Another change that I didn’t mind personally but I know others did is the visual direction in this game. This is the first game in the Advance Wars series to have 3D models and with widescreen, and the developers decided to use this to lighten the general tone of this war game. The original Advance Wars had an odd tone to it as you watch countless soldiers die in battle while the CO’s laugh it up and treat it like losing a board game. But in Re-boot Camp, the battles are presented as if they are a board game, with the vehicles of mass destruction seeming almost toy-like.

It’s a cute change and I like it, it helps keep the tone of the game consistent, and to accompany this the characters have also had a more light-hearted redesign. The new art style of the game makes the characters look simpler and more cartoon-y, ironically more anime-inspired than their original appearance even though this is the first game made outside of Japan. It’s a style you’d expect to see from WayForward and I personally enjoy it, but this overall tone and style shift isn’t for every fan of the original series. New fans shouldn’t have an issue though, objectively the presentation is very nice.

That said, from a technical standpoint, I did have the game crash on me several times which did suck. Luckily an auto-save feature meant that I didn’t lose out on any progress and having this, instead of manual saves, also meant that save-scumming options have been reduced (although the reset turn option that replaces it can make fog of war maps a joke).

One aspect of the presentation that is an objective improvement across the board is the music.
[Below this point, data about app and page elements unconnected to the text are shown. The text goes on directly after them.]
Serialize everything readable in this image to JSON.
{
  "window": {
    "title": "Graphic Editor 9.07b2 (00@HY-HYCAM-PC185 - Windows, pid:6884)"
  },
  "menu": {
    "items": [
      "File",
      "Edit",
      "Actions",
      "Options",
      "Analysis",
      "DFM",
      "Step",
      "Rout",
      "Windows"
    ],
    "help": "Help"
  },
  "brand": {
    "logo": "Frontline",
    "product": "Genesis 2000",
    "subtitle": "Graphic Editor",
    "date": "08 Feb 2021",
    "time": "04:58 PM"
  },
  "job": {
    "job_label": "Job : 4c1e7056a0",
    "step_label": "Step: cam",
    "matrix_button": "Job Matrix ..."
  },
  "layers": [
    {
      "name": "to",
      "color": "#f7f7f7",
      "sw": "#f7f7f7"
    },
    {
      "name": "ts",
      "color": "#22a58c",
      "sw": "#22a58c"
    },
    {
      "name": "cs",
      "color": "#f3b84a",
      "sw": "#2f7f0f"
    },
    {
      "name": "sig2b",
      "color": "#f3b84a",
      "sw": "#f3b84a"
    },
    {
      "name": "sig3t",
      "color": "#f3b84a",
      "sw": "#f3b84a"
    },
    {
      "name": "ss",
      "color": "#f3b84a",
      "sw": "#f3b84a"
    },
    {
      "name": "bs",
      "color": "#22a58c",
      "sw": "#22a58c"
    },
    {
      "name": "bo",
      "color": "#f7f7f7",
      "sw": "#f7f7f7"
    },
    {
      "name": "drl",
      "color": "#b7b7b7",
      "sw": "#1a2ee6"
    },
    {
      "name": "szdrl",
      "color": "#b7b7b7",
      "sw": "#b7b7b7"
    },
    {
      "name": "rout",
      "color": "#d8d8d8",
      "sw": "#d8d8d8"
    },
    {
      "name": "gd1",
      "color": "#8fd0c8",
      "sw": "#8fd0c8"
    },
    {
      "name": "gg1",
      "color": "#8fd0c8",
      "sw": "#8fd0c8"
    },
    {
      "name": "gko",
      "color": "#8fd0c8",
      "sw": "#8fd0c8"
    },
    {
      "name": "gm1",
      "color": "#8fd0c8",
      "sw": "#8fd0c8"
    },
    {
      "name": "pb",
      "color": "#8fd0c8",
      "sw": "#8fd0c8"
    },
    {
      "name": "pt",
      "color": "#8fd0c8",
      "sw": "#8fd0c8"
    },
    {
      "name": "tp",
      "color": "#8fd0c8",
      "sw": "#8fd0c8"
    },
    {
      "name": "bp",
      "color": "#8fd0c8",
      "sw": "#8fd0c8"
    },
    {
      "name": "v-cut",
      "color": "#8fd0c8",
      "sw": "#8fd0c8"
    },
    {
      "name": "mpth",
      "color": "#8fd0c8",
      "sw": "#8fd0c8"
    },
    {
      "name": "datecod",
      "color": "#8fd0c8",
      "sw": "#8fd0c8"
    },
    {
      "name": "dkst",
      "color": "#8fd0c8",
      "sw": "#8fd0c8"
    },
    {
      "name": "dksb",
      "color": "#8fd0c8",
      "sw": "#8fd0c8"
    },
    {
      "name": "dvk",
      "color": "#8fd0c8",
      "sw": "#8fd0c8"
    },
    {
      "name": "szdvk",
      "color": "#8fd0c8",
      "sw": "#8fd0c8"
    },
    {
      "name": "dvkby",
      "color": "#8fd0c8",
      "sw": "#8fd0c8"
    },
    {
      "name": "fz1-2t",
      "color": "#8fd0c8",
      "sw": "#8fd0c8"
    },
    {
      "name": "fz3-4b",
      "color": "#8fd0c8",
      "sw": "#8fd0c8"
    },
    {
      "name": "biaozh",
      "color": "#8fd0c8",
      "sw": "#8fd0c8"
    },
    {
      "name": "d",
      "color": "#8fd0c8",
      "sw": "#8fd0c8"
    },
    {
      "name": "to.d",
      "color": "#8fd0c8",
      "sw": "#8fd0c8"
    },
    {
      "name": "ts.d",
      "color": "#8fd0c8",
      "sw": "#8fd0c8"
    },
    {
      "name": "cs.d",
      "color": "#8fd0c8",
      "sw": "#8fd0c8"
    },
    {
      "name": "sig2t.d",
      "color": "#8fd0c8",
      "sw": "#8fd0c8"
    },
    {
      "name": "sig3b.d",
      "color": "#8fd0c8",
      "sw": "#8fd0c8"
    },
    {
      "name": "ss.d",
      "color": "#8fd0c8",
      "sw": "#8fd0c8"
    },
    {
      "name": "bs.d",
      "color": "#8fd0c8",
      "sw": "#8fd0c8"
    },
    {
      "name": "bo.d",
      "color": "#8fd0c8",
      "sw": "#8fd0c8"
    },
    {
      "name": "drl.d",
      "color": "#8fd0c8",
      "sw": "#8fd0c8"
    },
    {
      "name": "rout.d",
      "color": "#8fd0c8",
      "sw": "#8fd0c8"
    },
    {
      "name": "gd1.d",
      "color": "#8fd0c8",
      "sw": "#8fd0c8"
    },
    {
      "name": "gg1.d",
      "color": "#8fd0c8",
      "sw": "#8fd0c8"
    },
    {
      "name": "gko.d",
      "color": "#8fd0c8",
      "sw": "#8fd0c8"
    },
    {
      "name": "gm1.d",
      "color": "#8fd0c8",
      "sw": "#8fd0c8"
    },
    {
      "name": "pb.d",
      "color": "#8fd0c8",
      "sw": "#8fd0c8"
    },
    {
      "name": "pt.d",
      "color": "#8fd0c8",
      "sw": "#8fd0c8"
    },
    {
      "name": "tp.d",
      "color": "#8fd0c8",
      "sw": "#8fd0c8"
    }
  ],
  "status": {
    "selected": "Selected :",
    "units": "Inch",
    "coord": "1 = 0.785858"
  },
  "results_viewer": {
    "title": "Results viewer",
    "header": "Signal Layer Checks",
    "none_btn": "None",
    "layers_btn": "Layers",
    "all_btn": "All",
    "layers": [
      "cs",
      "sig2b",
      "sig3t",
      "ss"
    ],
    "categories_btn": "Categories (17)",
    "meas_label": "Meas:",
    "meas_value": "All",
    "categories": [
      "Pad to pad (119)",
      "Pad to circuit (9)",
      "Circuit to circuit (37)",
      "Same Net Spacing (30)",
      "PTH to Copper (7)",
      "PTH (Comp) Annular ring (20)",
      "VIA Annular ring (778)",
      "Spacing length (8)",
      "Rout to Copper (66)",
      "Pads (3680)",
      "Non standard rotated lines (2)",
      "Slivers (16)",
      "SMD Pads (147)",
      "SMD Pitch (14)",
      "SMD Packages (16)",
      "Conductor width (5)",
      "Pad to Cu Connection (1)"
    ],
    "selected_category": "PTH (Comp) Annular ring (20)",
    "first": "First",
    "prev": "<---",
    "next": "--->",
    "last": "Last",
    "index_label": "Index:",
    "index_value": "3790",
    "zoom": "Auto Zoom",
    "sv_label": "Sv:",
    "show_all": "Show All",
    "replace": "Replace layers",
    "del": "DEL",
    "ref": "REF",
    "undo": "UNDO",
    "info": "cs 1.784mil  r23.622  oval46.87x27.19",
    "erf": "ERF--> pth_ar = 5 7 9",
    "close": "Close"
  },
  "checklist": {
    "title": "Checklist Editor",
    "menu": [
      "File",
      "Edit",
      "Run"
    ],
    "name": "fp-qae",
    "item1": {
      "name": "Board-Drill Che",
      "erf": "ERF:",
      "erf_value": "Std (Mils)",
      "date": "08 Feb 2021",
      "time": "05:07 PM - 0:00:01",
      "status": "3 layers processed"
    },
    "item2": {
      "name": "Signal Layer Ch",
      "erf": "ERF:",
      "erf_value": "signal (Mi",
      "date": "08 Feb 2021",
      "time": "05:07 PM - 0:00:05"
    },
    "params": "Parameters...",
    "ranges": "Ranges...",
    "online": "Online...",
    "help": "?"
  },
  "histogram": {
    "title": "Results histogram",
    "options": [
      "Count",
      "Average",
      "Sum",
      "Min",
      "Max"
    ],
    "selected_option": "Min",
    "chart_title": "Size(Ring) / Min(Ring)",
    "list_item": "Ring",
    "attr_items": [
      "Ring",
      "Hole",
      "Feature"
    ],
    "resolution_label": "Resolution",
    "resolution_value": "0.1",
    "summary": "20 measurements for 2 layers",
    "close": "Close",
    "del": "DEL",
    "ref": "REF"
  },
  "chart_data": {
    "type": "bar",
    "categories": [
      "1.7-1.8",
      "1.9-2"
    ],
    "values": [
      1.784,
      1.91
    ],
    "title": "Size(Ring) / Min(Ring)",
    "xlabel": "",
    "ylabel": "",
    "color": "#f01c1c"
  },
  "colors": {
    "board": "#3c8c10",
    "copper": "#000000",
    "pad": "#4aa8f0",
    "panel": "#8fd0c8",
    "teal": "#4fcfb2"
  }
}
The soundtrack of this game slaps. All the songs from the original game are back and redone with much cleaner and crisper audio. The developers even included music from other games in the Wars franchise to be used in new scenarios like the world map and credits. But that best addition to the soundtrack are the Super CO themes.

In the original game, when players activated their CO powers it would play this one specific theme that was a banger, but played for every character. In re-boot camp this theme is now used for special missions only and for regular missions every CO now gets a more pumped-up remix of their own theme and they are all a bop. Whether it be a club remix of Andy’s theme or giving Sensei’s theme an electro swing, each one adds a new flavour that I greatly appreciated.

Overall, Advance Wars 1+2 Re-boot Camp is an excellent remake of two classic strategy RPGs that can’t decide how faithful a remake it wants to be. While the features it chose to keep are mostly inconsequential to the game’s overall enjoyment, they do make me raise an eyebrow, especially as all the changes Wayforward made to these games do nothing but improve upon it. With Zelda now out and a two month wait until Pikmin 4, Advance Wars is a perfect game to fill the gap, offering great strategy and fun characters that will keep you occupied for weeks.